There's also no reason necessarily that you'd have to store all of them in a refrigerated environment. You could leave some warm and when a keg gets close to kicking, add another to the keezer to start chilling. It also depends on how you're going to carb them as to when you chill them.
 
I'm interested in purchasing a 1/2 bbl system for when I go full electric, however, I have no idea how I could fit that much beer in my keezer. What do you guys do, do you serve it from a conical, do you have a way to store several corny kegs, or do you bottle?
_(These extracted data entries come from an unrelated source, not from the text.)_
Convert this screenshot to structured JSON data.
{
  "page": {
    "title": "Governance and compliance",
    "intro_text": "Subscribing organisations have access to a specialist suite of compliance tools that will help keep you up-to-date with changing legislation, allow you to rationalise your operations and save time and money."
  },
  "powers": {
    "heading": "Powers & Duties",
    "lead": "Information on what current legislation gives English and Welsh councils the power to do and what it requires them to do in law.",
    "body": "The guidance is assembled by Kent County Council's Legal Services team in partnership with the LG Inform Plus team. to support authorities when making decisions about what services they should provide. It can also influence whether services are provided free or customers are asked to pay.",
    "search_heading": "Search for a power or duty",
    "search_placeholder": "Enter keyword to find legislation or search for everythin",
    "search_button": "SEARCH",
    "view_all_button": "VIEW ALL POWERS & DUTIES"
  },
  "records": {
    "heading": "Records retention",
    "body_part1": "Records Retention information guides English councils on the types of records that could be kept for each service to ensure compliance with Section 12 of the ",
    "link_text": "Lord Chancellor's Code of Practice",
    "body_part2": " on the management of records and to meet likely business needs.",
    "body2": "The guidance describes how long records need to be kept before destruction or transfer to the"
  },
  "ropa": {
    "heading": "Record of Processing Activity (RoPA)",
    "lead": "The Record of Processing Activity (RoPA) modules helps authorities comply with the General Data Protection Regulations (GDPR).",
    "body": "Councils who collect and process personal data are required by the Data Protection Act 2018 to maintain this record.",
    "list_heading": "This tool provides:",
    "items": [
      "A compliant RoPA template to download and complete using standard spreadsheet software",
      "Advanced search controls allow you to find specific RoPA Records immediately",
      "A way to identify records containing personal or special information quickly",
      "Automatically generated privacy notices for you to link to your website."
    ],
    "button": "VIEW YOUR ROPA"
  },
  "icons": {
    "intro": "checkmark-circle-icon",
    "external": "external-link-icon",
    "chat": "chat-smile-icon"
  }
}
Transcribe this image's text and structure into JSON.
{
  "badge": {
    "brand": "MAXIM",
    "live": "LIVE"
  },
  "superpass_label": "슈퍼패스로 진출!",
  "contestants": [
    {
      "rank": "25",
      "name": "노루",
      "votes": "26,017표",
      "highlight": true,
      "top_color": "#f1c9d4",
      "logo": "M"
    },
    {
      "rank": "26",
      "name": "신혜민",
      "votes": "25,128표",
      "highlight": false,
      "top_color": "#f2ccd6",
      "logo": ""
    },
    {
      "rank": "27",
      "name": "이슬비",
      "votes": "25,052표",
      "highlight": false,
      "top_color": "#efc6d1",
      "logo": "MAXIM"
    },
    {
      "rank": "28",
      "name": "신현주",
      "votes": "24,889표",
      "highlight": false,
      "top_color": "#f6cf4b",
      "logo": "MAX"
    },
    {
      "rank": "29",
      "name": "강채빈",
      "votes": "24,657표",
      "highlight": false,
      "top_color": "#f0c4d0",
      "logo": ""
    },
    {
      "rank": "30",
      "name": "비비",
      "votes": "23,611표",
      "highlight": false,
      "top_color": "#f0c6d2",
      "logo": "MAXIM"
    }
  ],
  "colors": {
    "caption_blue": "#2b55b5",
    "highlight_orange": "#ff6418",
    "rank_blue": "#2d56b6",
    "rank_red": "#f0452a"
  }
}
I do 12-18 gallon batches depending on the situation. I typically will keep 1 keg and the others are for friends. My keg fridge has 4 taps and I have a chest freezer that can also hold 4. I also often store them at room temperature until needed. Are you brewing with friends? 3 kegs off beer can be alot of it's just for yourself especially if it's doesn't turn out excellent. I'm lucky that I have several friends that bought keg setups that I brew for so I can never really have too much. It's usually the other way around. Cheers
 
I do 12-18 gallon batches depending on the situation. I typically will keep 1 keg and the others are for friends. My keg fridge has 4 taps and I have a chest freezer that can also hold 4. I also often store them at room temperature until needed. Are you brewing with friends? 3 kegs off beer can be alot of it's just for yourself especially if it's doesn't turn out excellent. I'm lucky that I have several friends that bought keg setups that I brew for so I can never really have too much. It's usually the other way around. Cheers

I'm a member of a homebrew club that can be pretty thirsty at times, plus I always have co-workers looking for my latest batch of beer. Additionally, I have get togethers once every 3-4 months that does a good job of cleaning out my kegs. Last year the wife and I threw a xmas party, and my 5 gallon batch of my 9.9% xmas beer kicked in 2 hours or so (plenty of people had to take an Uber home ;)). There are recipes that I could drink 15 gallons of within a few months like my German pils that I'm in love with, but others would take a year or two to drink all 15 gallons.
 
I do 10 gallon batches, and each batch just gets split into two corny kegs. One goes into the kegerator, the second is stored in the garage until ready.

The nice thing about 15 gallon batches, though, might be the ability to just put them into 15.5 gal Sanke kegs. That way instead of three kegs you only have one per batch...
 
I sometimes do 15 gallons. I can store 11 kegs in various fridges, but normally 15 gallon batches are either for an event (to share) or giving kegs to friends. Also, most of my beers are naturally carbonated through spunding and use closed transfers, so they have a longer shelf life when stored out of the fridge.